La béquille chimique
L’aube pointe, l’extrémité des brins d’herbe recouvrant le gazon délaissé est figée par les cristaux blancs formés par la rosée, immobilisée par un froid traversant ses membres déjà fatigués. Une lassitude immense envahit l’entier de ses prévisions pour la journée ; répétition quotidienne d’un schéma absurde, machinale érosion des semelles éprouvées sur cette asphalte parfaite et régulièrement aplanie par de grands rouleaux coûteux. La sangle en tissu de sa besace fend son être, déchire son épaule douloureuse.Sa pensée évite habilement les mouvements pendulaires de la langue monstrueuse qui se balance hors d’une bouche difforme et démesurée, les yeux de sa femme surplombant les déplacements de ce corps trop lent, tentant d’éviter le couperet humide, qui diviserait instantanément sa chaire en deux. La fuite est vaine, aucune issue, aucune route ne se dessinent sur ce paysage de terre rouge-orange, contrastant avec un ciel béton, constitué de volutes denses noires et grises, activité tumultueuse intense happant l’espace entre l’homme désespéré et son destin obtus. Une seule pensée surnage l’état de stress et d’anxiété intense ressentis, celle d’une anesthésie complète, d’une ivresse dissipant toute réalité de cette existence factice, aberrante. Oublier que l’on sait, que l’on est conscient qu’aucune raison, aucune décision, aucun rôle préalablement défini ne justifie notre présence en ce monde, la présence de cet être respirant, déféquant, se reproduisant. Cette entité est interchangeable, ce reflet observé par l’homme fatigué et mal rasé, sur la surface de sa pupille, semble unique, mais n’est nécessaire en aucune mesure à cet astre qui tourne irrémédiablement, à cette masse informe de congénères avec qui il survit.
La sensation de sécheresse buccale et le vide sensible enserrant son cerveau perdurent au matin et pourtant la mise en abime vespérale apparaît déjà comme une nécessité, une distance indispensable à la survie psychique de nos regards clairvoyants.
Après les désaccords répétitifs prévisibles, lorsque un nombre trop important de concurrents à l’individualité et l’égocentrisme interagissent ensembles, lorsque le sentiment d’aliénation est exacerbé par la fatigue physique, le remède artificiel émousse notre perception, endort toute afférence sensorielle, nous isole dans une bulle chaleureuse, une matrice protectrice et isolante, permettant de survivre jusqu’à la prochaine naissance, l’expulsion froide au monde, se répétant immanquablement chaque matin.
Ralentir la dérive inexorable vers un écran opaque, immatériel et en même temps indestructible, infranchissable, qui nous sépare du néant, espace antithétique en discontinuité avec cet univers vibrant, tangible et hautement instable qui nous héberge pour une période d’une durée aléatoire.
Soudain, la cascade de molécules psychoactives multicolores arrosant quotidiennement nos neurones, destinées à nous faire survire aux angoisses générées par la prise de conscience d’une condition humaine absurde, saturent leurs récepteurs et étouffent les attaques constantes de l’agitation interne et alentours.
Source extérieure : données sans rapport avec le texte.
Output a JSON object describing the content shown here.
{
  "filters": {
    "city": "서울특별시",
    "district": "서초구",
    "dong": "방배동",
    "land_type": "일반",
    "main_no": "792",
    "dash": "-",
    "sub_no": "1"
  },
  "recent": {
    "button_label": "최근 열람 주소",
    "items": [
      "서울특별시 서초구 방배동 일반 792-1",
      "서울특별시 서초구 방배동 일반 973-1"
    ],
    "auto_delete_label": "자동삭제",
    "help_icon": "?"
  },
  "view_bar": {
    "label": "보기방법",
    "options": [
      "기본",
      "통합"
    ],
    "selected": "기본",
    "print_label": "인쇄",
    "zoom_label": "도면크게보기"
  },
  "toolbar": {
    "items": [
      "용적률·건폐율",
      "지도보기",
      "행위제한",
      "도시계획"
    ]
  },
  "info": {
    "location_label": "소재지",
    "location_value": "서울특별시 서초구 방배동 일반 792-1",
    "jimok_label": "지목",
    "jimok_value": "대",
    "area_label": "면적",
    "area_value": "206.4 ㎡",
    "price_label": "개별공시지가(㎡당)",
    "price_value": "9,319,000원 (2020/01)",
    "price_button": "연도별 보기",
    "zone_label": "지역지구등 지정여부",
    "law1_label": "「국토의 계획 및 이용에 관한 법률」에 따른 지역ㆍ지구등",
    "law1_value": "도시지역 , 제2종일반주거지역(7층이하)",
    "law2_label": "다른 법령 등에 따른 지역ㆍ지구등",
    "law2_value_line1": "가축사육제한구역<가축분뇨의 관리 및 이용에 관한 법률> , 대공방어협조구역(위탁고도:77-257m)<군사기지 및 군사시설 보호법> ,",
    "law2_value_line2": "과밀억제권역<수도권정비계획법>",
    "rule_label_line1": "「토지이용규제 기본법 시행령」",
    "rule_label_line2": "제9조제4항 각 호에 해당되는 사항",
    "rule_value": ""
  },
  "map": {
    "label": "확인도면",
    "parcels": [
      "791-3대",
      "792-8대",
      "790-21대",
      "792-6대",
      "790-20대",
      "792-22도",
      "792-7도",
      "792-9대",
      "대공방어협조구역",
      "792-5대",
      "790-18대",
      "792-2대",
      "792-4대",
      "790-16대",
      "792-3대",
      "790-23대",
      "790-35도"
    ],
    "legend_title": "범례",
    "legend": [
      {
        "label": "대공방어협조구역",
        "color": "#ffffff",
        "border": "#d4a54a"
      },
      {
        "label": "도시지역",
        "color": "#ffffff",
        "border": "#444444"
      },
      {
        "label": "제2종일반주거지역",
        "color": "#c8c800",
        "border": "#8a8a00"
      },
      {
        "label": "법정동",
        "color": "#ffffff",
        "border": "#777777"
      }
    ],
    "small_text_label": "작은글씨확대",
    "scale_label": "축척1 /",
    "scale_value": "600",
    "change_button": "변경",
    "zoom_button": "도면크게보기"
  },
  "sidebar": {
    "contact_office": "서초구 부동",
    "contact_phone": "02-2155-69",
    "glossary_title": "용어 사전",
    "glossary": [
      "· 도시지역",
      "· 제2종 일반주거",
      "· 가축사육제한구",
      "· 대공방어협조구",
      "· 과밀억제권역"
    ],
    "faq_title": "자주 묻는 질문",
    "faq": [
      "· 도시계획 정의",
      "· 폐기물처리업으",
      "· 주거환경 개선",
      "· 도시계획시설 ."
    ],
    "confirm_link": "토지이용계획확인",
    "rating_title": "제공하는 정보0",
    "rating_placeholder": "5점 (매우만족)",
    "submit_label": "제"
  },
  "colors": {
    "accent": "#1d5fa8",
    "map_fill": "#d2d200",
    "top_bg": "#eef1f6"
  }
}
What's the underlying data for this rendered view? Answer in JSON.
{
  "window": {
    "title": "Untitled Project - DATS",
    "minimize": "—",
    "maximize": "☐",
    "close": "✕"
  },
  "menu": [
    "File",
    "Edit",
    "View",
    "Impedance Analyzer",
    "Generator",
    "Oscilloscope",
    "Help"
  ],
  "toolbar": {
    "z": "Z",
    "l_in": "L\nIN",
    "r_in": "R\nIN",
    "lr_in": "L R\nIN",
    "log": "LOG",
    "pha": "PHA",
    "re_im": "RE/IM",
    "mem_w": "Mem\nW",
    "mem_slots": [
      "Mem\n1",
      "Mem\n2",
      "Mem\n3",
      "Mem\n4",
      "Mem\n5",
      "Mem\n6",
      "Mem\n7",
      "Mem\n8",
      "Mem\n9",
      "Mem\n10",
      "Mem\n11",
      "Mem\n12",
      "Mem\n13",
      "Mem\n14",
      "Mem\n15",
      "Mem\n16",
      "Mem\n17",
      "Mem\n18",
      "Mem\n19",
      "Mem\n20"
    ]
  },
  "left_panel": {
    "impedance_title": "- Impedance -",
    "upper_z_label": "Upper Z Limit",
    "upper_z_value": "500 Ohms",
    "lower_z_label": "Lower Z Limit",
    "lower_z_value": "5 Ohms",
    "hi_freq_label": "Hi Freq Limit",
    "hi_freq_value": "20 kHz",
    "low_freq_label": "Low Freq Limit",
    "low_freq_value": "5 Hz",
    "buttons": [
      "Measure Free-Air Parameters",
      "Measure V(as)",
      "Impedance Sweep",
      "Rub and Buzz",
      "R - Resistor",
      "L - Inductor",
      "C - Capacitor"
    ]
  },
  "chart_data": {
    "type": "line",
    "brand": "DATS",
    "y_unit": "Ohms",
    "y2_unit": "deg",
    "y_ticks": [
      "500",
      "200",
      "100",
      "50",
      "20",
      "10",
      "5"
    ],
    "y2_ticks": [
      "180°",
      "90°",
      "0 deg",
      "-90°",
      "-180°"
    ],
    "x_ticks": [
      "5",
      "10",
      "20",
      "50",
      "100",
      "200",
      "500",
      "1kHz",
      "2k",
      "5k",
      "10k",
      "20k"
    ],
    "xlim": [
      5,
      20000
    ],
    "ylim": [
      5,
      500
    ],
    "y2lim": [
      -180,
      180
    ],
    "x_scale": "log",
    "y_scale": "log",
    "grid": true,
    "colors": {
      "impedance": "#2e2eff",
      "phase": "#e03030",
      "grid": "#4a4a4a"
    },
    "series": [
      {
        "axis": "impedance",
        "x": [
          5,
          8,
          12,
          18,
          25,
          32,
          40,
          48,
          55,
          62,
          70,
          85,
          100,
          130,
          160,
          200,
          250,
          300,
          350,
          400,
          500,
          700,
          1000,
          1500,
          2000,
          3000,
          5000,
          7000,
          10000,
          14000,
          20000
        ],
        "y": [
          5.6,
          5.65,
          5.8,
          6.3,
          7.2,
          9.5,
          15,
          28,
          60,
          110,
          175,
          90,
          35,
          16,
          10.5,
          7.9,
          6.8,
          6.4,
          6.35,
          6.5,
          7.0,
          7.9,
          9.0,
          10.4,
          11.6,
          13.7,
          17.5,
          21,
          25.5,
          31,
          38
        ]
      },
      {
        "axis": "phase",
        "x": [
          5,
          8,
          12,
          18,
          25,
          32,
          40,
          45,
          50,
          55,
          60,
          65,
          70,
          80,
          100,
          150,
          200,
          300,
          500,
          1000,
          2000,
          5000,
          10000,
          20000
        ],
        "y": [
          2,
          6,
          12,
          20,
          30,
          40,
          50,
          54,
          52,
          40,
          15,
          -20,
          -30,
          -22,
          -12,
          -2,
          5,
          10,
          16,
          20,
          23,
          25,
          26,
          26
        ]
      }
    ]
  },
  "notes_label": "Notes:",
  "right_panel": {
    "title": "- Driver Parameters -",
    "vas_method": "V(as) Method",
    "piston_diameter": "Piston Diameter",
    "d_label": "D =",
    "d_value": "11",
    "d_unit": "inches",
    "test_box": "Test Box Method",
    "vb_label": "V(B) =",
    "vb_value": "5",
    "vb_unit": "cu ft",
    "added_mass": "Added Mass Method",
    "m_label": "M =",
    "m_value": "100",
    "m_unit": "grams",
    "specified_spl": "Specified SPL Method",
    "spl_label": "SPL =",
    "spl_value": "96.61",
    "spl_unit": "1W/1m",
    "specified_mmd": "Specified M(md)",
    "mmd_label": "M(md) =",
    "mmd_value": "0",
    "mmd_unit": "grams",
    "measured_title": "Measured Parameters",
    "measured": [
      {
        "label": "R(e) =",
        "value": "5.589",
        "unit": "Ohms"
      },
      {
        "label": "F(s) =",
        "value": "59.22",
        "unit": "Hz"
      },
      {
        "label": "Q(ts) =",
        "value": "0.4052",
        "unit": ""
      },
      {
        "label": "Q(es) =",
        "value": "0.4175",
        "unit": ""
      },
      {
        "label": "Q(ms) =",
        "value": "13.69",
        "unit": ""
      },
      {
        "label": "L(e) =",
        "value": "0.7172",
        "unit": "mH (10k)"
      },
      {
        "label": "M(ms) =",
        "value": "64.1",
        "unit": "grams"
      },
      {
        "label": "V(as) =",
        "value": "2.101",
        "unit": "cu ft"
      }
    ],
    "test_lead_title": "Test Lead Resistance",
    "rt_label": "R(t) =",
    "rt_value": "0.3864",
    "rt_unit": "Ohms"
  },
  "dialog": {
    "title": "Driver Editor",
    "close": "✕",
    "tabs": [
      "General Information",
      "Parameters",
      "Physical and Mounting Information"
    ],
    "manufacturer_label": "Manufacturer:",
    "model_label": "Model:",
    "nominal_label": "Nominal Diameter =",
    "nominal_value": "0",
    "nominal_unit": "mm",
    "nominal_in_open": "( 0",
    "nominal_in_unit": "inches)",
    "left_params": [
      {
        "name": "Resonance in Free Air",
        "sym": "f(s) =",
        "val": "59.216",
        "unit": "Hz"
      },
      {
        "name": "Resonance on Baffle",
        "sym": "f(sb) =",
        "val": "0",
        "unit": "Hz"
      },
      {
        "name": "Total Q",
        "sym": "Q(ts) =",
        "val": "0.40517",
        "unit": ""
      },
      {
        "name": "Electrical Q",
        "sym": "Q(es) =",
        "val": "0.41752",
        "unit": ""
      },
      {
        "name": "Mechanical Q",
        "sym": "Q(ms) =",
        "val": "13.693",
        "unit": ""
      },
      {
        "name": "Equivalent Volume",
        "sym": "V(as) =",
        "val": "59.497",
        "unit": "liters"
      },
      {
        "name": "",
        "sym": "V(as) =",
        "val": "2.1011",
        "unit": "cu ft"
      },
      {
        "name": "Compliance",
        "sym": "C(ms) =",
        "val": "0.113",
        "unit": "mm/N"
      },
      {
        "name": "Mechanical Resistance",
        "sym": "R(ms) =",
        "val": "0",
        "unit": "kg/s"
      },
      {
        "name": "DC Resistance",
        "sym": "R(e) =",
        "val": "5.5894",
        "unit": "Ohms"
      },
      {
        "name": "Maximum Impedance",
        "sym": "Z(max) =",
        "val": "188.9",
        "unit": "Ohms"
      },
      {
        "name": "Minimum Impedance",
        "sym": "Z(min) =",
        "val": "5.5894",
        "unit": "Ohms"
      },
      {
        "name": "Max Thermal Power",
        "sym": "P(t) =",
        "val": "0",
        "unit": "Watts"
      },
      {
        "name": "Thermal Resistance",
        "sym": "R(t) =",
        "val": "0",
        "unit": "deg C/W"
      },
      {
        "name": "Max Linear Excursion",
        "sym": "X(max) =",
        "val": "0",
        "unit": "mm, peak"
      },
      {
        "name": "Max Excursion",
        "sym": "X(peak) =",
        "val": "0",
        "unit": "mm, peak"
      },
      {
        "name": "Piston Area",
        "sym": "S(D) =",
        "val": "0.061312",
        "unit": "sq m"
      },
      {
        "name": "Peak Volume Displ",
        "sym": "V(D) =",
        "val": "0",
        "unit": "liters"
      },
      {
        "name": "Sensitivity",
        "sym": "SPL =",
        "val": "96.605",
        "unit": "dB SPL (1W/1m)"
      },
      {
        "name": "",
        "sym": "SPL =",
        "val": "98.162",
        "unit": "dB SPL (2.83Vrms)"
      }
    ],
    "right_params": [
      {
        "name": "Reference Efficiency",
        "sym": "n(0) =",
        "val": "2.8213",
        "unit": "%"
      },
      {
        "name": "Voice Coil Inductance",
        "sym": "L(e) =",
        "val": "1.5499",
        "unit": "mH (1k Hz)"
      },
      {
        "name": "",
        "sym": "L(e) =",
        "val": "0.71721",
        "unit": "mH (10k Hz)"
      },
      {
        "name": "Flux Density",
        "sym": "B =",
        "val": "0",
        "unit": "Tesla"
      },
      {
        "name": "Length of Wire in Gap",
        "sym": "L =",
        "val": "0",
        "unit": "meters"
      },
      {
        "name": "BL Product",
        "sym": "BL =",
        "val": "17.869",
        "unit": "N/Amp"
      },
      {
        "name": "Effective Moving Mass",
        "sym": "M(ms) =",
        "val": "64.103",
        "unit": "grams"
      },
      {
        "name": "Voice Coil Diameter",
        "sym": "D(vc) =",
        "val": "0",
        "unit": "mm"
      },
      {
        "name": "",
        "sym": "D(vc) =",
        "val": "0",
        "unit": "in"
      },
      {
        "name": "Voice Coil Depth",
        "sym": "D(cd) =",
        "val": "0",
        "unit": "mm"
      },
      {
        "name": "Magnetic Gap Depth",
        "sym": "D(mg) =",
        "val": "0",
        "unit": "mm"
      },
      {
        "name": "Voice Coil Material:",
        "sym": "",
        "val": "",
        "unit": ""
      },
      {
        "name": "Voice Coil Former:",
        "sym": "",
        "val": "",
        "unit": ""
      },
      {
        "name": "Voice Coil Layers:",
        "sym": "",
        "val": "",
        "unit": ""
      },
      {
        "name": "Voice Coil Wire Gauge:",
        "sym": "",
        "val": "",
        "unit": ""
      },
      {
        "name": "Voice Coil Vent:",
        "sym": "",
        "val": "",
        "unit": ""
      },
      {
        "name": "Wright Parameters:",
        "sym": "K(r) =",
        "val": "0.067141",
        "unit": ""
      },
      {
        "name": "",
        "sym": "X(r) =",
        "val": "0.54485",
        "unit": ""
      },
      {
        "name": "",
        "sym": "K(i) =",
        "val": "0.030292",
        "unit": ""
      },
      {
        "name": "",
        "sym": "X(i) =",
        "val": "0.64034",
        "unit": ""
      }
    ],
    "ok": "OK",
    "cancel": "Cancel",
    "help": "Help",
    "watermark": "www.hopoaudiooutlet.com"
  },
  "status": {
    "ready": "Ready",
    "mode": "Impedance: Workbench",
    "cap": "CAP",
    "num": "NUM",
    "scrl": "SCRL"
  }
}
Les inflexions sonores du soleil déchirant ce ciel plombé et immobile, le souffle blanc du vent, les fluctuations thymiques et réflexions des individus nous entourant, le décryptage de milliers d’interactions entre les choses, entre les chose et les hommes et entre les hommes et les hommes, sont désormais accessibles. L’indifférence chimique aiguise parfois la perception émotionnelle.